After-sales and support is where generative AI has some of its clearest, best-measured evidence — not from a vendor deck, but from peer-reviewed economics. If you run a service team, this is one of the highest-confidence places to deploy AI today.
The evidence: a real study, not a demo
In Generative AI at Work, economists Erik Brynjolfsson (Stanford), Danielle Li (MIT) and Lindsey Raymond studied 5,179 customer-support agents given access to an AI assistant. The findings, published through NBER and later in the Quarterly Journal of Economics:
- Productivity rose 14% on average, measured as issues resolved per hour.
- The gain was largest — about 34% — for novice and lower-skilled agents, while top performers changed little. AI effectively spread the tacit knowledge of the best agents to everyone else.
- It also improved customer sentiment, reduced requests for escalation, and was associated with higher employee retention.
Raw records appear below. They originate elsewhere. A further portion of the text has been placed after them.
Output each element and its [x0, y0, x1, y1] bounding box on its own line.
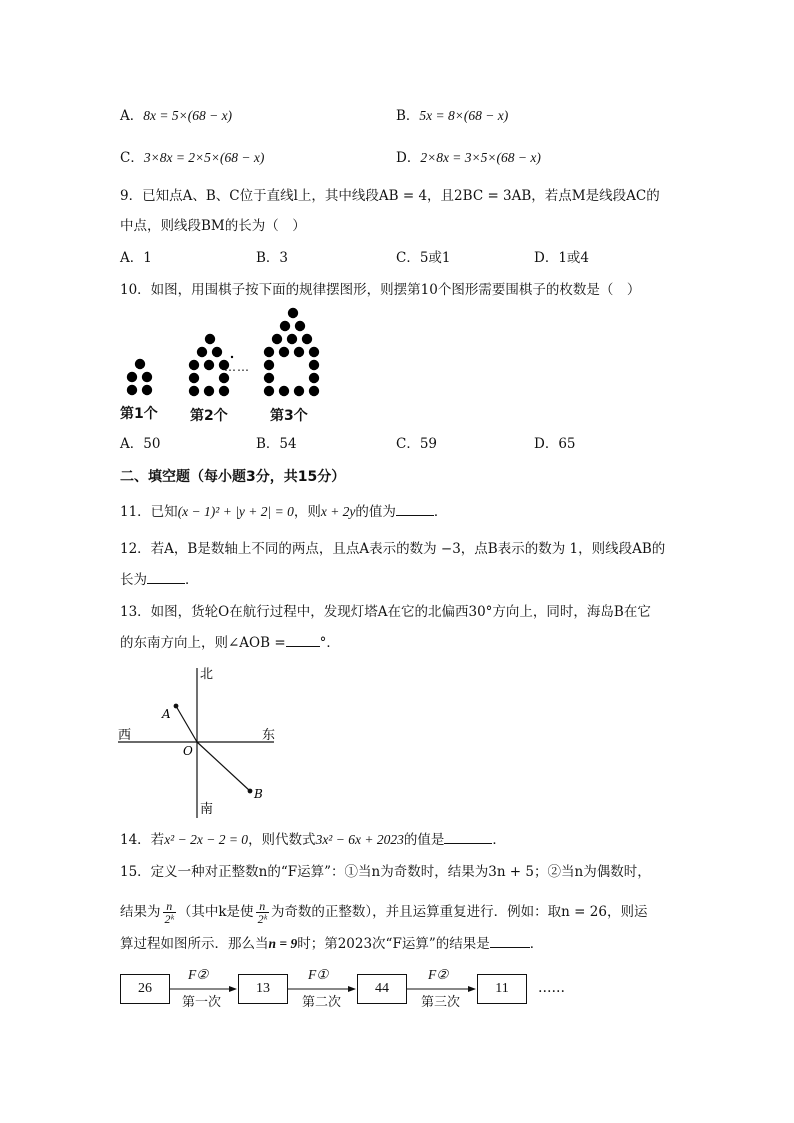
flow-op-1: F② [188, 967, 209, 982]
figure-label-3: 第3个 [270, 408, 308, 424]
q10-option-b: B．54 [256, 436, 297, 452]
answer-blank [286, 634, 320, 647]
q8-option-a: A．8x = 5×(68 − x) [120, 108, 233, 124]
flow-box-4: 11 [477, 974, 527, 1004]
label-o: O [183, 744, 193, 758]
flow-box-2: 13 [238, 974, 288, 1004]
flow-arrows [0, 960, 794, 1020]
figure-ellipsis: …… [224, 360, 250, 374]
label-b: B [254, 787, 263, 801]
flow-step-3: 第三次 [421, 995, 461, 1010]
label-south: 南 [200, 802, 214, 817]
flow-step-2: 第二次 [302, 995, 342, 1010]
answer-blank [490, 935, 530, 948]
figure-label-2: 第2个 [190, 408, 228, 424]
q15-stem-line3: 算过程如图所示．那么当n = 9时；第2023次“F运算”的结果是 ． [120, 936, 544, 952]
flow-op-3: F② [428, 967, 449, 982]
q10-option-c: C．59 [396, 436, 438, 452]
compass-figure [110, 660, 290, 820]
q10-option-a: A．50 [120, 436, 161, 452]
answer-blank [396, 503, 434, 516]
section-title: 二、填空题（每小题3分，共15分） [120, 469, 346, 485]
flow-box-3: 44 [357, 974, 407, 1004]
q9-stem-line1: 9．已知点A、B、C位于直线l上，其中线段AB = 4，且2BC = 3AB，若点M是线段AC的 [120, 188, 660, 204]
figure-label-1: 第1个 [120, 406, 158, 422]
q12-stem-line1: 12．若A，B是数轴上不同的两点，且点A表示的数为 −3，点B表示的数为 1，则线段AB的 [120, 541, 666, 557]
q11-stem: 11．已知(x − 1)² + |y + 2| = 0，则x + 2y的值为 ． [120, 504, 448, 520]
flow-box-1: 26 [120, 974, 170, 1004]
answer-blank [147, 571, 185, 584]
q8-option-c: C．3×8x = 2×5×(68 − x) [120, 150, 265, 166]
q14-stem: 14．若x² − 2x − 2 = 0，则代数式3x² − 6x + 2023的值是 ． [120, 832, 506, 848]
q8-option-d: D．2×8x = 3×5×(68 − x) [396, 150, 541, 166]
answer-blank [444, 831, 492, 844]
label-east: 东 [262, 728, 276, 743]
q15-stem-line2: 结果为 $\frac{n}{\text{2ᵏ}}$ （其中k是使 $\frac{n}{\text{2ᵏ}}$ 为奇数的正整数），并且运算重复进行．例如：取n = 26，则运 [120, 899, 648, 926]
q13-stem-line1: 13．如图，货轮O在航行过程中，发现灯塔A在它的北偏西30°方向上，同时，海岛B在它 [120, 604, 651, 620]
q9-option-d: D．1或4 [534, 250, 590, 266]
flow-op-2: F① [308, 967, 329, 982]
q15-stem-line1: 15．定义一种对正整数n的“F运算”：①当n为奇数时，结果为3n + 5；②当n为偶数时， [120, 864, 651, 880]
label-north: 北 [200, 667, 214, 682]
label-a: A [162, 707, 171, 721]
q9-option-a: A．1 [120, 250, 152, 266]
q8-option-b: B．5x = 8×(68 − x) [396, 108, 509, 124]
q10-stem: 10．如图，用围棋子按下面的规律摆图形，则摆第10个图形需要围棋子的枚数是（ ） [120, 282, 641, 298]
q12-stem-line2: 长为 ． [120, 572, 199, 588]
q9-stem-line2: 中点，则线段BM的长为（ ） [120, 218, 306, 234]
q13-stem-line2: 的东南方向上，则∠AOB = °． [120, 635, 340, 651]
label-west: 西 [118, 728, 132, 743]
q9-option-c: C．5或1 [396, 250, 451, 266]
q10-option-d: D．65 [534, 436, 576, 452]
q9-option-b: B．3 [256, 250, 289, 266]
flow-step-1: 第一次 [182, 995, 222, 1010]
flow-ellipsis: …… [538, 980, 565, 996]
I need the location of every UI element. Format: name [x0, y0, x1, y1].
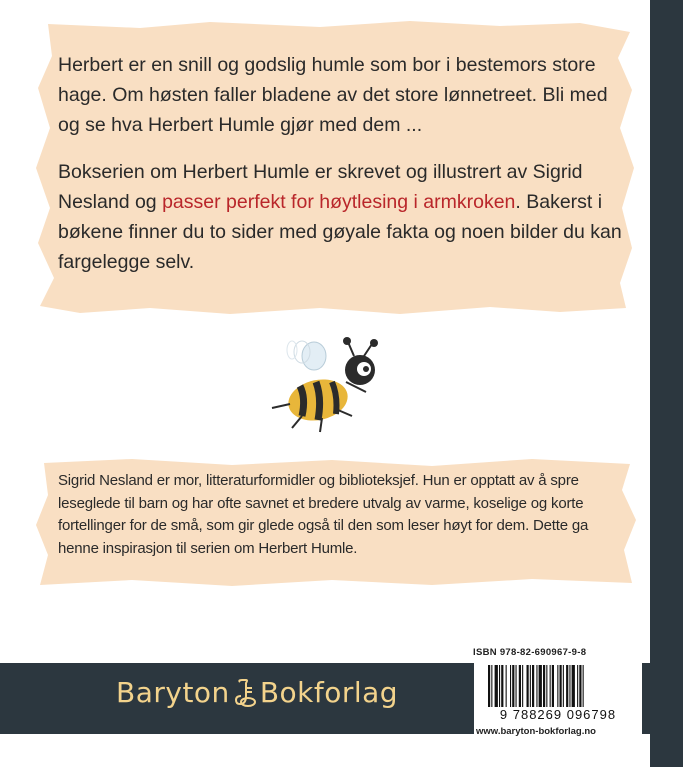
barcode-bar — [512, 665, 514, 707]
barcode-bar — [491, 665, 492, 707]
barcode-bar — [539, 665, 542, 707]
barcode-bar — [488, 665, 490, 707]
barcode-number: 9 788269 096798 — [499, 707, 617, 722]
blurb-highlight: passer perfekt for høytlesing i armkroken — [162, 191, 516, 213]
tuba-icon — [234, 678, 256, 708]
blurb-paragraph-2-start: Bokserien om Herbert Humle er skrevet og illustrert av Sigrid Nesland og — [58, 161, 583, 213]
barcode-bar — [495, 665, 498, 707]
bumblebee-illustration — [262, 336, 412, 436]
barcode-bar — [519, 665, 521, 707]
barcode-bar — [579, 665, 581, 707]
publisher-logo — [116, 676, 398, 709]
barcode-bar — [583, 665, 584, 707]
blurb-paragraph-2-end: . Bakerst i bøkene finner du to sider med gøyale fakta og noen bilder du kan fargelegge selv. — [58, 191, 622, 273]
barcode-bar — [530, 665, 531, 707]
barcode-bar — [516, 665, 517, 707]
book-spine — [650, 0, 683, 767]
barcode-bar — [532, 665, 534, 707]
barcode-bar — [550, 665, 551, 707]
barcode-bar — [569, 665, 570, 707]
barcode-bar — [546, 665, 547, 707]
barcode-bar — [543, 665, 545, 707]
publisher-website: www.baryton-bokforlag.no — [476, 726, 596, 737]
publisher-name-right: Bokforlag — [259, 676, 399, 709]
barcode-bar — [552, 665, 554, 707]
blurb-text — [58, 50, 628, 294]
barcode-bar — [510, 665, 511, 707]
barcode-bar — [499, 665, 500, 707]
blurb-paragraph-2 — [58, 157, 628, 277]
barcode-bar — [560, 665, 562, 707]
publisher-name-left: Baryton — [116, 676, 230, 709]
barcode-bar — [522, 665, 523, 707]
isbn-label: ISBN 978-82-690967-9-8 — [473, 647, 587, 658]
barcode-bar — [566, 665, 568, 707]
barcode-bar — [577, 665, 578, 707]
barcode-bar — [572, 665, 575, 707]
barcode-bar — [506, 665, 507, 707]
barcode-bar — [536, 665, 537, 707]
blurb-paragraph-1: Herbert er en snill og godslig humle som bor i bestemors store hage. Om høsten faller bladene av det store lønnetreet. Bli med og se hva Herbert Humle gjør med dem ... — [58, 54, 608, 136]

Why RAG is the right architecture
A generic chatbot will confidently invent answers about your products. Retrieval-Augmented Generation (RAG) fixes this by grounding the model in your actual knowledge — manuals, past tickets, policies. The model retrieves the relevant documents first, then answers from them, with citations. You get the fluency of an LLM with answers tied to your source of truth.
The playbook
- Curate the knowledge base. The copilot is only as good as what it can retrieve. Consolidate manuals, resolved tickets, and policies; prune the contradictory and out-of-date. (This is the data-quality step again — it never goes away.)
- Ground every answer. Use retrieval so responses cite their source. Agents trust — and verify — answers far more when they can see where they came from.
- Keep a human in the loop. The biggest wins came from assisting agents, not replacing them. Surface suggested replies the agent approves or edits.
- Target novices first. Because the largest gains accrue to newer staff, onboarding and tier-1 support are the highest-ROI place to start.
- Measure resolution per hour and sentiment. Use the same metrics the study did, so your business case is grounded in real numbers.
- Close the learning loop. Feed approved answers back into the knowledge base so the system compounds over time.
What to expect
Done well, a grounded service copilot shortens handle time, lifts first-contact resolution, and flattens the long ramp new agents usually need. The Brynjolfsson study is your benchmark: a double-digit productivity lift is a realistic target, concentrated where your team is least experienced — which is exactly where support costs and customer frustration usually concentrate too.